The summary highlights that enterprise resource planning (ERP) systems facilitate the flow of information within companies, improve data quality, and contribute to the efficient operation of businesses; 35 per cent of Hungarian companies utilize such solutions, compared to 43 per cent in the EU.
In terms of the volume of electronic sales Hungary is performing well, with 23 per cent of companies’ net revenue derived from online sales, surpassing the EU average of 18 per cent.
For small and medium-sized enterprises (SMEs) in Hungary, the proportion is 18 per cent, significantly higher than the EU average of 12 per cent.
Within the EU, 32 per cent of companies use at least two types of social media access platforms, whereas only 17 per cent of Hungarian companies do so.
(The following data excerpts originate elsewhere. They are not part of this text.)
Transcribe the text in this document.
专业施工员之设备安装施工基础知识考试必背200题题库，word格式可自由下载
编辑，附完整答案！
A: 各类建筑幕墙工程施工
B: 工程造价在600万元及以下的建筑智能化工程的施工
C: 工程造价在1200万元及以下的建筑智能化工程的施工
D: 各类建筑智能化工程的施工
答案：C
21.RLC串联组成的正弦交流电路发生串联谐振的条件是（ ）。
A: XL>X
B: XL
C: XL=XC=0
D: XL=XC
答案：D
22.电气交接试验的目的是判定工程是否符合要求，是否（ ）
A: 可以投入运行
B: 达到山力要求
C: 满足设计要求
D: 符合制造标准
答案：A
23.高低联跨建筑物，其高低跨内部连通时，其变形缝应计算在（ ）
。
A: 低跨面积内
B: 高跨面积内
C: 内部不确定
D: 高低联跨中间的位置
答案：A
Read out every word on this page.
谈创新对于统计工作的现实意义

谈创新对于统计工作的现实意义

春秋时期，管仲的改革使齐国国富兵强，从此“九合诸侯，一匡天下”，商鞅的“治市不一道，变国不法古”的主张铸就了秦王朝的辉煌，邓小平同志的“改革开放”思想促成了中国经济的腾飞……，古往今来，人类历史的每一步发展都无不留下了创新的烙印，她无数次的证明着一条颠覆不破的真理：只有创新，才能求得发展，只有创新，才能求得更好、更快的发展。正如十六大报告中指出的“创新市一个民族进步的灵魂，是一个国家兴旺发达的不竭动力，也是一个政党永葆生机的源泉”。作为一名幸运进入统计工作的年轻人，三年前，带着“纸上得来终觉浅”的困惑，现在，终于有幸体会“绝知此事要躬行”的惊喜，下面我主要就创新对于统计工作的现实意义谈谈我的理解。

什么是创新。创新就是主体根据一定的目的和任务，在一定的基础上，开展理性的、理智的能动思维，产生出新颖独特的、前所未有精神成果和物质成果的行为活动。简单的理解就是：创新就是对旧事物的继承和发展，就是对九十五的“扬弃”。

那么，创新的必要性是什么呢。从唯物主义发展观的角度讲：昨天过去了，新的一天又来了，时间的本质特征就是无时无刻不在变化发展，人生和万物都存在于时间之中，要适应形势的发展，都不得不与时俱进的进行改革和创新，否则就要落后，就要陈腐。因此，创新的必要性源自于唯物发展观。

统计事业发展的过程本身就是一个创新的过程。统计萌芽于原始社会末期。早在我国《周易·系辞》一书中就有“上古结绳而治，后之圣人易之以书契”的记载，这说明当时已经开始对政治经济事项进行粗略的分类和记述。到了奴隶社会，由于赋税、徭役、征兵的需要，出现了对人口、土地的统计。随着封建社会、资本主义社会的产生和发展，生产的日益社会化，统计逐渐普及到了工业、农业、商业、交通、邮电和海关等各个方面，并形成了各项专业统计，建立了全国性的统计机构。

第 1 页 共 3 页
In terms of cloud services adoption, Hungarian companies are just two percentage points behind the EU average of 39 per cent.
Last year, 8 per cent of EU companies employed some form of artificial intelligence (AI) solution, while only 3.7 per cent of Hungarian firms took advantage of this opportunity.
Hungarian companies that plan to introduce AI cite a lack of expertise and high expected costs as primary barriers, with additional challenges stemming from the lack of compatibility with existing systems and legal uncertainties. Those Hungarian companies that do utilize AI typically find it beneficial in marketing and sales, accounting and finance, as well as production.
The GKI analysis suggests that Hungarian companies are increasingly adopting digital technologies. This trend was amplified by the coronavirus crisis, and digitalization continues to expand even post-COVID, although further efforts are needed to reach the European Union average.